In ancient times, you had gladiators face off in arenas. As settlers traveled across the new frontiers in the 19th century, they told stories and sang songs during the quieter times of their journeys. Nowadays, entertainment can be found in multiple forms.
However, there’s one classic form of entertainment that continues on even to this day—the magical world of theater. The concept of multiple people coming together and telling a story live through spoken word, music and more for a crowd of people still survives the test of time.
I was reminded of this yet again when I went to a local high school and took photos of the rehearsal for Seussical the Musical for a newspaper article. It’s a lot of fun to watch the younger generations embrace theater, prepare to become other individuals and tell the stories crafted from an incredible literary mind.
It’s been a long time since I’ve taken to the stage myself and been someone else. The last role I was played was the title character from You’re a Good Man, Charlie Brown. Being the round-headed kid from the Peanuts comics I grew up was a big thrill. I still have the yellow shirt with the zigzag stripe.
A love of theater is something I share with my sweetheart, Todd. Like me, he has also acted, including a stint in New York City as Mark from the musical Rent. A couple of years ago, we traveled to Marinette to see the Coastal Players’ rendition of Rent, and it was well worth the 75-minute trip. Todd got to relive his glory days, and I got to see it for the first time.
In the 13 years we’ve been together, each year has included multiple trips to community theaters for shows. Some of them are in black box theaters. Some are in big performance halls. Others are in churches converted to theaters. Musicals, comedies, mysteries and the occasional melodrama beckon me and Todd to come watch and be entertained.
When I took Todd in 2024 to Arizona to see where I grew up, among the priorities was taking in a couple of shows, as Prescott, the city adjacent to my hometown of Chino Valley, is well known for being a performing arts community.
One show we attended was a ballet for The Lion, the Witch and the Wardrobe, a first for both of us. More exciting than the new experience was where it took place, the classic Elks Theatre, first built in 1905. I remember going on school trips to see shows when I was a kid and being impressed with the balcony and the box seats. It had been closed for many years but was restored and reopened in 2016, and I loved seeing it again.
I also took Todd to the performing arts center at Yavapai College for a jazz concert called Too Cool for Yule.
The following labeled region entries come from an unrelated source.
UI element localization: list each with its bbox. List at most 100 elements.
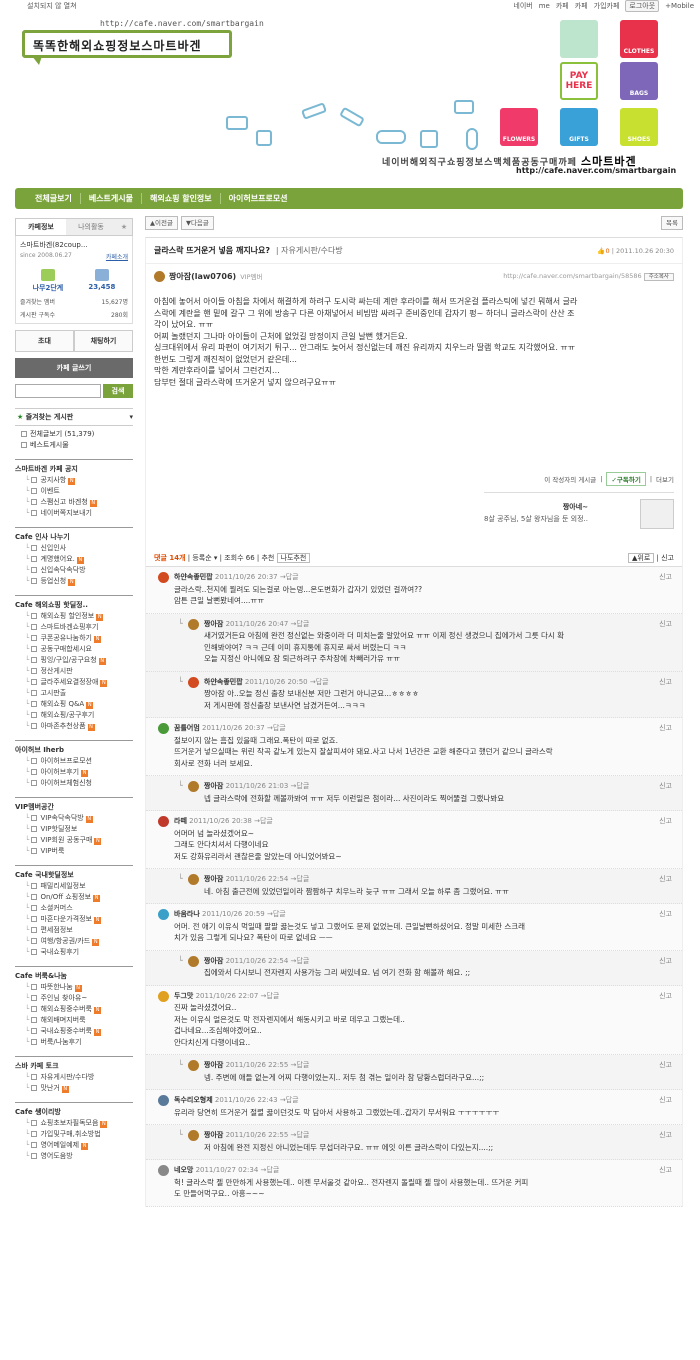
list-button[interactable]: 목록 <box>661 216 683 230</box>
chat-button[interactable]: 채팅하기 <box>74 330 133 352</box>
sidebar-board-item[interactable]: 스팸신고 바겐청N <box>15 497 133 508</box>
report-link[interactable]: 신고 <box>659 1130 672 1142</box>
search-button[interactable]: 검색 <box>103 384 133 398</box>
sort-order[interactable]: 등록순 <box>192 554 211 562</box>
nav-all-posts[interactable]: 전체글보기 <box>27 193 81 204</box>
reply-link[interactable]: 답글 <box>286 1096 299 1104</box>
sidebar-board-item[interactable]: 신입인사 <box>15 543 133 554</box>
cafe-search-input[interactable] <box>15 384 101 398</box>
sidebar-board-item[interactable]: On/Off 쇼핑정보N <box>15 892 133 903</box>
sidebar-item-best[interactable]: 베스트게시물 <box>15 440 133 451</box>
sidebar-board-item[interactable]: 아마존추천상품N <box>15 721 133 732</box>
reply-link[interactable]: 답글 <box>286 573 299 581</box>
sidebar-board-item[interactable]: 해외배며지버룩 <box>15 1015 133 1026</box>
report-link[interactable]: 신고 <box>659 816 672 828</box>
commenter-name[interactable]: 짱아잠 <box>204 1061 223 1069</box>
sidebar-board-item[interactable]: 해외쇼핑/공구후기 <box>15 710 133 721</box>
sidebar-board-item[interactable]: 고시판출 <box>15 688 133 699</box>
sidebar-board-item[interactable]: 아이허브프로모션 <box>15 756 133 767</box>
commenter-name[interactable]: 하얀속좋민팝 <box>174 573 213 581</box>
copy-url-button[interactable]: 주소복사 <box>643 272 674 281</box>
sidebar-board-item[interactable]: VIP속닥속닥방N <box>15 813 133 824</box>
write-post-button[interactable]: 카페 글쓰기 <box>15 358 133 378</box>
favorite-boards-header[interactable]: ★ 즐겨찾는 게시판 ▾ <box>15 408 133 426</box>
report-link[interactable]: 신고 <box>659 909 672 921</box>
reply-link[interactable]: 답글 <box>296 875 309 883</box>
more-link[interactable]: 더보기 <box>656 474 674 484</box>
report-link[interactable]: 신고 <box>659 619 672 631</box>
chevron-down-icon[interactable]: ▾ <box>129 409 133 425</box>
writer-name[interactable]: 짱아네~ <box>563 503 588 511</box>
commenter-name[interactable]: 하얀속좋민팝 <box>204 678 243 686</box>
sidebar-board-item[interactable]: VIP버룩 <box>15 846 133 857</box>
member-count[interactable]: 23,458 <box>88 283 115 291</box>
sidebar-board-item[interactable]: 등업신청N <box>15 576 133 587</box>
sidebar-board-item[interactable]: 이벤트 <box>15 486 133 497</box>
top-link-4[interactable]: 가입카페 <box>594 1 620 11</box>
sidebar-board-item[interactable]: 편세점정보 <box>15 925 133 936</box>
commenter-name[interactable]: 라떼 <box>174 817 187 825</box>
report-link[interactable]: 신고 <box>659 874 672 886</box>
nav-overseas-deals[interactable]: 해외쇼핑 할인정보 <box>142 193 221 204</box>
reply-link[interactable]: 답글 <box>296 957 309 965</box>
cafe-url[interactable]: http://cafe.naver.com/smartbargain <box>100 19 264 28</box>
sidebar-board-item[interactable]: 국내쇼핑중수버룩N <box>15 1026 133 1037</box>
top-link-3[interactable]: 카페 <box>575 1 588 11</box>
commenter-name[interactable]: 짱아잠 <box>204 782 223 790</box>
like-icon[interactable]: 👍 <box>597 247 605 255</box>
nav-best-posts[interactable]: 베스트게시물 <box>81 193 142 204</box>
sidebar-board-item[interactable]: 해외쇼핑 할인정보N <box>15 611 133 622</box>
sidebar-board-item[interactable]: 스마트바겐쇼핑후기 <box>15 622 133 633</box>
commenter-name[interactable]: 짱아잠 <box>204 957 223 965</box>
sidebar-board-item[interactable]: 글라주세요결정장애N <box>15 677 133 688</box>
report-link[interactable]: 신고 <box>659 1095 672 1107</box>
sidebar-board-item[interactable]: 신입속닥속닥방 <box>15 565 133 576</box>
reply-link[interactable]: 답글 <box>266 992 279 1000</box>
report-link[interactable]: 신고 <box>659 781 672 793</box>
report-link[interactable]: 신고 <box>661 554 674 562</box>
star-icon[interactable]: ★ <box>116 219 132 235</box>
reply-link[interactable]: 답글 <box>266 1166 279 1174</box>
top-link-0[interactable]: 네이버 <box>513 1 532 11</box>
report-link[interactable]: 신고 <box>659 572 672 584</box>
sidebar-board-item[interactable]: 주인님 찾아유~ <box>15 993 133 1004</box>
sidebar-board-item[interactable]: VIP핫딜정보 <box>15 824 133 835</box>
recommend-button[interactable]: 나도추천 <box>276 552 311 563</box>
sidebar-board-item[interactable]: 네이버쪽지보내기 <box>15 508 133 519</box>
sidebar-board-item[interactable]: 버룩/나눔후기 <box>15 1037 133 1048</box>
reply-link[interactable]: 답글 <box>296 620 309 628</box>
sidebar-board-item[interactable]: 국내쇼핑후기 <box>15 947 133 958</box>
reply-link[interactable]: 답글 <box>260 817 273 825</box>
report-link[interactable]: 신고 <box>659 1165 672 1177</box>
top-link-2[interactable]: 카페 <box>556 1 569 11</box>
sidebar-board-item[interactable]: 패밀리세일정보 <box>15 881 133 892</box>
sidebar-board-item[interactable]: 아이허브체험신청 <box>15 778 133 789</box>
sidebar-board-item[interactable]: 공지사항N <box>15 475 133 486</box>
sidebar-board-item[interactable]: 쿠폰공유나눔하기N <box>15 633 133 644</box>
commenter-name[interactable]: 바움라나 <box>174 910 200 918</box>
post-url[interactable]: http://cafe.naver.com/smartbargain/58586 <box>503 272 641 280</box>
reply-link[interactable]: 답글 <box>296 782 309 790</box>
sidebar-board-item[interactable]: 공동구매합세시요 <box>15 644 133 655</box>
sidebar-board-item[interactable]: 마흔다운가격정보N <box>15 914 133 925</box>
sidebar-board-item[interactable]: 가입및구매,취소방법 <box>15 1129 133 1140</box>
sidebar-board-item[interactable]: 아이허브후기N <box>15 767 133 778</box>
reply-link[interactable]: 답글 <box>273 724 286 732</box>
sidebar-board-item[interactable]: 핑잉/구입/공구요청N <box>15 655 133 666</box>
sidebar-board-item[interactable]: 정산게시판 <box>15 666 133 677</box>
post-category[interactable]: 자유게시판/수다방 <box>281 246 343 255</box>
commenter-name[interactable]: 독수리오형제 <box>174 1096 213 1104</box>
reply-link[interactable]: 답글 <box>316 678 329 686</box>
commenter-name[interactable]: 짱아잠 <box>204 620 223 628</box>
reply-link[interactable]: 답글 <box>296 1131 309 1139</box>
sidebar-board-item[interactable]: 영어메일예제N <box>15 1140 133 1151</box>
sidebar-board-item[interactable]: 쇼핑초보자필독모음N <box>15 1118 133 1129</box>
sidebar-board-item[interactable]: 소셜커머스 <box>15 903 133 914</box>
top-button[interactable]: ▲위로 <box>628 552 655 563</box>
nav-iherb-promo[interactable]: 아이허브프로모션 <box>221 193 296 204</box>
comment-count[interactable]: 댓글 14개 <box>154 554 186 562</box>
sidebar-board-item[interactable]: 해외쇼핑 Q&AN <box>15 699 133 710</box>
sidebar-board-item[interactable]: 자유게시판/수다방 <box>15 1072 133 1083</box>
report-link[interactable]: 신고 <box>659 1060 672 1072</box>
report-link[interactable]: 신고 <box>659 677 672 689</box>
My most vivid memory of that theater when I went to college was dressing up in renaissance attire with one of the choirs and singing a song called Banquet Fugue. Much had changed in the 25 or so years since I’d performed there, including the fact that ticketholders for shows had to go through metal-detecting wands to get in.
The only venue we didn’t get to see a show was the Prescott Fine Arts Center, which included a theater and art gallery inside a former Catholic church. The reason we didn’t go was because the organization running the theater went belly up, and the stage went dark. The good news is another organization took over, and the shows go on again.
My theater history doesn’t end with acting and singing. Writing plays was a big part of my teen years, and I got lucky enough to have one of them produced by my high school in my junior year. It was always fun to bring other people’s words to life, but the opportunity to do so with my own was delicious.
The last play I wrote was around 2009, when I wrote Grandma’s House of Waffles, which took fairy tale characters and put them in a waffle house in peril. A few years ago, I tried shopping it around with the local theaters and didn’t have much success. The dream still lives, though, to see my words brought to life by thespians.
In a world of movies and television, there’s nothing like live theater. If you get the chance to take in a show, it’ll be an experience like no other.